邀请函是周一早上送到的。国际快递,牛皮纸信封,右上角贴着一枚法国的邮票。沈知意拆开的时候,信封口裁得很整齐,她用裁纸刀划开封口,抽出那张印着法国巴黎市政府Logo的厚纸。王思雨端着咖啡进来,看到那张纸上的法文有些发懵,凑过来问了一句法语看不懂。沈知意把邀请函推过去,手指在几行字上点了点。
“巴黎塞纳河文化中心。国际设计竞赛。邀请知意设计参与。”
王思雨的嘴巴张成了O型,手里的咖啡差点洒出来。“巴黎?塞纳河畔?知意姐,我们要去法国了?”
方远被紧急叫到办公室。他推了推眼镜把邀请函从头到尾看了一遍,抬起头的时候眼睛里有光。“这是欧洲今年最重要的文化项目。占地四万多平米,包括剧院、美术馆和图书馆,位于塞纳河畔的黄金地段。评委会主席是普利兹克奖得主,评委包括多家国际顶级建筑学院的院长和知名事务所的创始人。如果能够入围甚至中标,知意设计的国际声誉将大幅提升。不是提升一点,是从中国顶尖跃升为世界顶尖。”
沈知意靠在椅背上,手指在桌面上轻轻敲了两下。窗外的阳光从百叶窗的缝隙漏进来,在桌面上画出一道道细长的金色条纹。王思雨站在桌前,嘴唇动了好几次;周建国从门外走进来,手里拿着竞争对手的名单。他难得地没有戴老花镜,眯着眼睛看文件上的字。
“竞争对手包括英国的Foster Partners、日本的SANAA、荷兰的OMA、瑞士的Herzog & de Meuron。每一家都是国际顶级事务所,每一家都有普利兹克奖得主坐镇。这场竞赛的含金量,不亚于奥运会。”
沈知意的目光落在那份竞争对手名单上。那些名字她太熟悉了,读书时抄过无数遍,工作后研究过无数遍。那些事务所的作品集她几乎能背下来,每一个项目都是教科书级别的经典。以前她是仰望者,现在她站在他们对面,拿着同一张竞赛图纸。
“正好。让世界看看中国建筑的水平。不是有没有资格跟他们比,是想不想比。我们想比。我们的模块化技术2.0、自适应表皮系统、江南园林的设计哲学、宋代建筑的模数化逻辑。每一样都是中国原创,每一样都值得站在国际舞台上。”
沈知意站起来走到白板前,拿起红色马克笔写下了几个字——“巴黎项目·第一优先级。”她写完转过身看着在座的所有人。
“从今天起,巴黎项目是第一优先级。其他所有项目的推进节点都往后排,把最优秀的人力、最充足的时间、最核心的技术资源,全部投入这个项目。方远,你负责设计方案的总体把控。赵磊,你负责绿色建筑技术的整合。
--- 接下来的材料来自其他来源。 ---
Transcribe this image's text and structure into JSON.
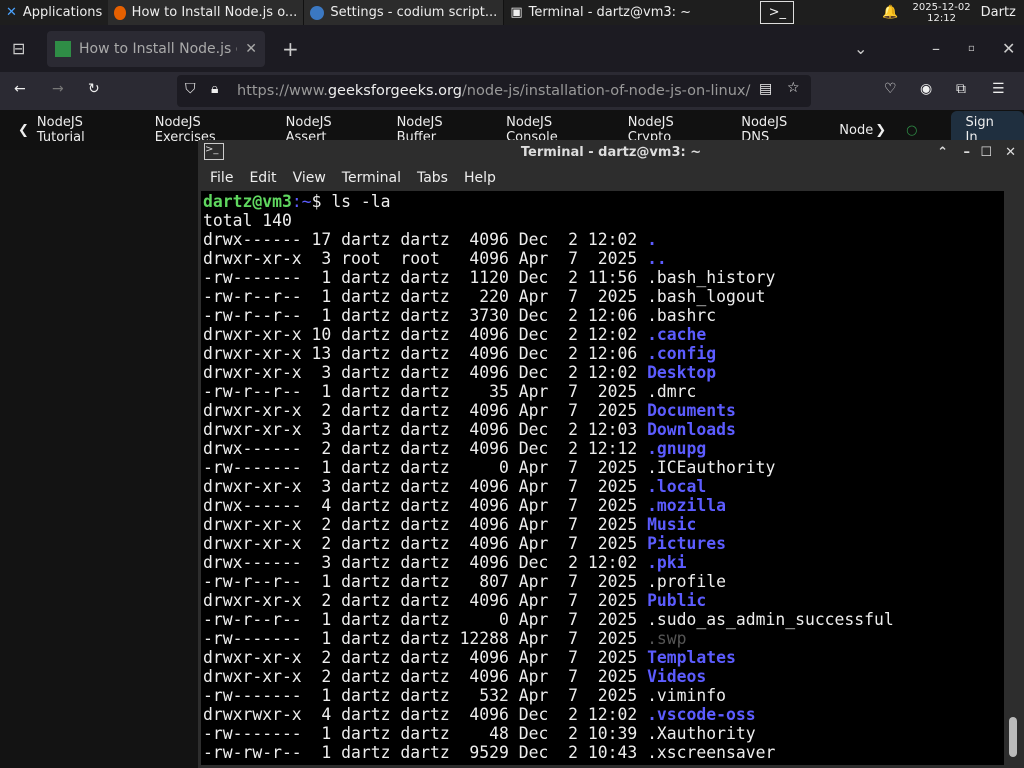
{
  "panel": {
    "apps": "Applications",
    "tasks": [
      "How to Install Node.js o...",
      "Settings - codium script...",
      "Terminal - dartz@vm3: ~"
    ],
    "date": "2025-12-02",
    "time": "12:12",
    "user": "Dartz"
  },
  "browser": {
    "tab_title": "How to Install Node.js on",
    "url_prefix": "https://www.",
    "url_domain": "geeksforgeeks.org",
    "url_path": "/node-js/installation-of-node-js-on-linux/",
    "bookmarks": [
      "NodeJS Tutorial",
      "NodeJS Exercises",
      "NodeJS Assert",
      "NodeJS Buffer",
      "NodeJS Console",
      "NodeJS Crypto",
      "NodeJS DNS",
      "Node"
    ],
    "sign_in": "Sign In"
  },
  "terminal": {
    "title": "Terminal - dartz@vm3: ~",
    "menu": [
      "File",
      "Edit",
      "View",
      "Terminal",
      "Tabs",
      "Help"
    ],
    "prompt_user": "dartz@vm3",
    "prompt_path": ":~",
    "prompt_symbol": "$ ",
    "command": "ls -la",
    "total": "total 140",
    "entries": [
      {
        "meta": "drwx------ 17 dartz dartz  4096 Dec  2 12:02 ",
        "name": ".",
        "type": "dir"
      },
      {
        "meta": "drwxr-xr-x  3 root  root   4096 Apr  7  2025 ",
        "name": "..",
        "type": "dir"
      },
      {
        "meta": "-rw-------  1 dartz dartz  1120 Dec  2 11:56 ",
        "name": ".bash_history",
        "type": "file"
      },
      {
        "meta": "-rw-r--r--  1 dartz dartz   220 Apr  7  2025 ",
        "name": ".bash_logout",
        "type": "file"
      },
      {
        "meta": "-rw-r--r--  1 dartz dartz  3730 Dec  2 12:06 ",
        "name": ".bashrc",
        "type": "file"
      },
      {
        "meta": "drwxr-xr-x 10 dartz dartz  4096 Dec  2 12:02 ",
        "name": ".cache",
        "type": "dir"
      },
      {
        "meta": "drwxr-xr-x 13 dartz dartz  4096 Dec  2 12:06 ",
        "name": ".config",
        "type": "dir"
      },
      {
        "meta": "drwxr-xr-x  3 dartz dartz  4096 Dec  2 12:02 ",
        "name": "Desktop",
        "type": "dir"
      },
      {
        "meta": "-rw-r--r--  1 dartz dartz    35 Apr  7  2025 ",
        "name": ".dmrc",
        "type": "file"
      },
      {
        "meta": "drwxr-xr-x  2 dartz dartz  4096 Apr  7  2025 ",
        "name": "Documents",
        "type": "dir"
      },
      {
        "meta": "drwxr-xr-x  3 dartz dartz  4096 Dec  2 12:03 ",
        "name": "Downloads",
        "type": "dir"
      },
      {
        "meta": "drwx------  2 dartz dartz  4096 Dec  2 12:12 ",
        "name": ".gnupg",
        "type": "dir"
      },
      {
        "meta": "-rw-------  1 dartz dartz     0 Apr  7  2025 ",
        "name": ".ICEauthority",
        "type": "file"
      },
      {
        "meta": "drwxr-xr-x  3 dartz dartz  4096 Apr  7  2025 ",
        "name": ".local",
        "type": "dir"
      },
      {
        "meta": "drwx------  4 dartz dartz  4096 Apr  7  2025 ",
        "name": ".mozilla",
        "type": "dir"
      },
      {
        "meta": "drwxr-xr-x  2 dartz dartz  4096 Apr  7  2025 ",
        "name": "Music",
        "type": "dir"
      },
      {
        "meta": "drwxr-xr-x  2 dartz dartz  4096 Apr  7  2025 ",
        "name": "Pictures",
        "type": "dir"
      },
      {
        "meta": "drwx------  3 dartz dartz  4096 Dec  2 12:02 ",
        "name": ".pki",
        "type": "dir"
      },
      {
        "meta": "-rw-r--r--  1 dartz dartz   807 Apr  7  2025 ",
        "name": ".profile",
        "type": "file"
      },
      {
        "meta": "drwxr-xr-x  2 dartz dartz  4096 Apr  7  2025 ",
        "name": "Public",
        "type": "dir"
      },
      {
        "meta": "-rw-r--r--  1 dartz dartz     0 Apr  7  2025 ",
        "name": ".sudo_as_admin_successful",
        "type": "file"
      },
      {
        "meta": "-rw-------  1 dartz dartz 12288 Apr  7  2025 ",
        "name": ".swp",
        "type": "dim"
      },
      {
        "meta": "drwxr-xr-x  2 dartz dartz  4096 Apr  7  2025 ",
        "name": "Templates",
        "type": "dir"
      },
      {
        "meta": "drwxr-xr-x  2 dartz dartz  4096 Apr  7  2025 ",
        "name": "Videos",
        "type": "dir"
      },
      {
        "meta": "-rw-------  1 dartz dartz   532 Apr  7  2025 ",
        "name": ".viminfo",
        "type": "file"
      },
      {
        "meta": "drwxrwxr-x  4 dartz dartz  4096 Dec  2 12:02 ",
        "name": ".vscode-oss",
        "type": "dir"
      },
      {
        "meta": "-rw-------  1 dartz dartz    48 Dec  2 10:39 ",
        "name": ".Xauthority",
        "type": "file"
      },
      {
        "meta": "-rw-rw-r--  1 dartz dartz  9529 Dec  2 10:43 ",
        "name": ".xscreensaver",
        "type": "file"
      }
    ]
  },
  "colors": {
    "dir": "#5c5cff",
    "prompt": "#5fd75f",
    "dim": "#555555"
  }
}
王思雨,你负责对外联络和资料准备。周叔,你负责成本控制和时间节点。”
方远推了推眼镜合上了笔记本。赵磊站在门口推了推眼镜的鼻托点了头。王思雨攥着手机的手用了些力。周建国把老花镜戴上,在那份竞争对手名单上写了几行字。
窗外的阳光从百叶窗的缝隙漏进来。沈知意站在窗前,手里握着手机屏幕上是顾行舟发来的消息,问她听说巴黎的项目邀请你们了。她打了几个字——“嗯。要跟福斯特、妹岛他们同台竞技。”顾行舟回复说压力大吗。她看着那行字想了想,打了几个字——“压力有,但更多的是兴奋。跟高手过招,才能知道自己几斤几两。”
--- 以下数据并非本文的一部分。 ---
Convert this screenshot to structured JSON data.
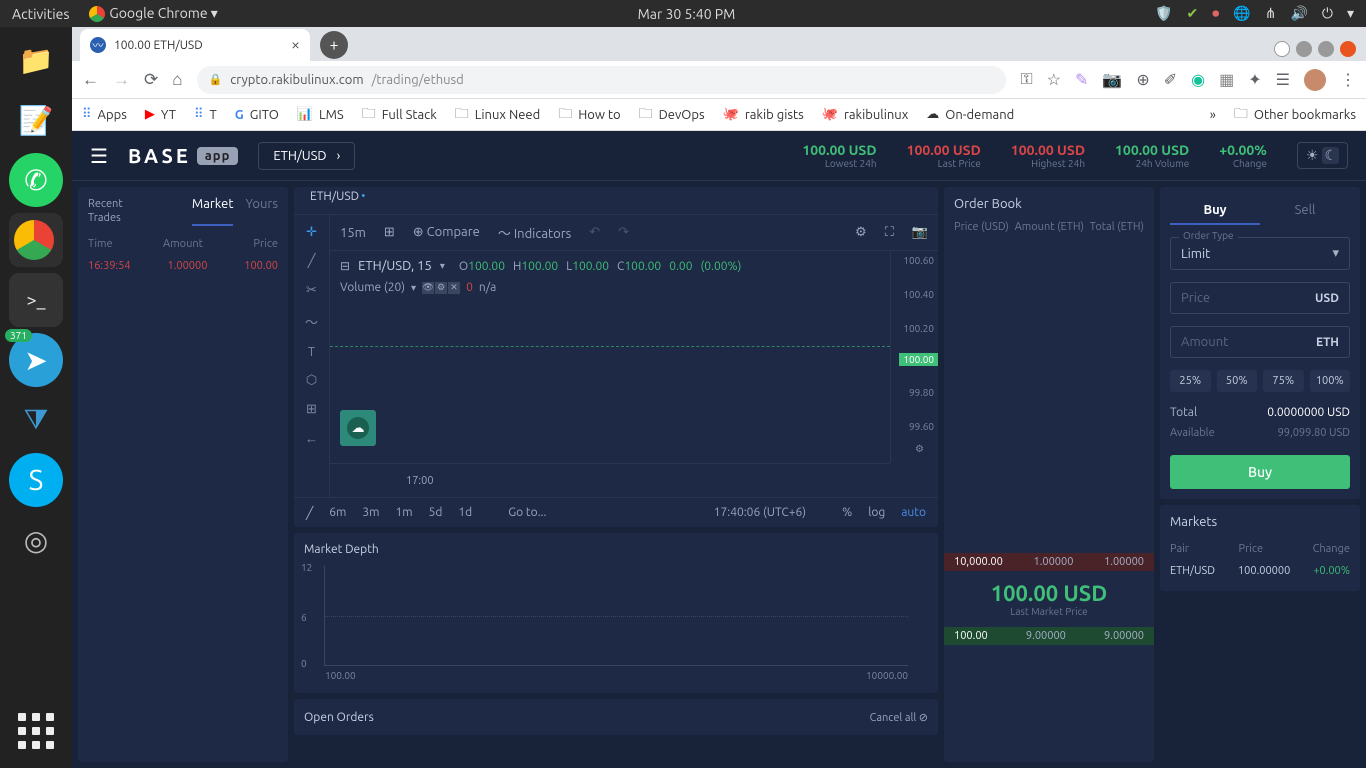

顾行舟回复了一个竖起大拇指的表情。她锁屏把手机放在窗台上。那些国际顶级事务所拥有几十年的积累,拥有普利兹克奖的光环,拥有全球最顶尖的人才。但知意设计也有他们没有的东西——中国原创的绿色建筑技术、江南园林的设计哲学、以及一群不要命的年轻人。
王思雨站在门口,犹豫着没有走。知意姐,你说我们能赢吗?沈知意嘴角慢慢扬起了一个很小的弧度,拿起桌上的那张塞纳河的照片,手指从河面上轻轻划过。不知道,但我们会尽力。赢不赢是评委的事,尽不尽力是我们的事。我们把最好的方案做出来,剩下的交给老天。
窗外的天暗了。沈知意站在窗前,手里握着那张塞纳河的照片。她还没去过巴黎,没见过塞纳河。但她的方案会在塞纳河边扎下根,会长出法兰西的枝叶,会开出世界的花。不是运气,是实力。上海到巴黎的距离是一万多公里,但图纸到建筑的距离,只有一颗相信中国创造的匠心才能丈量。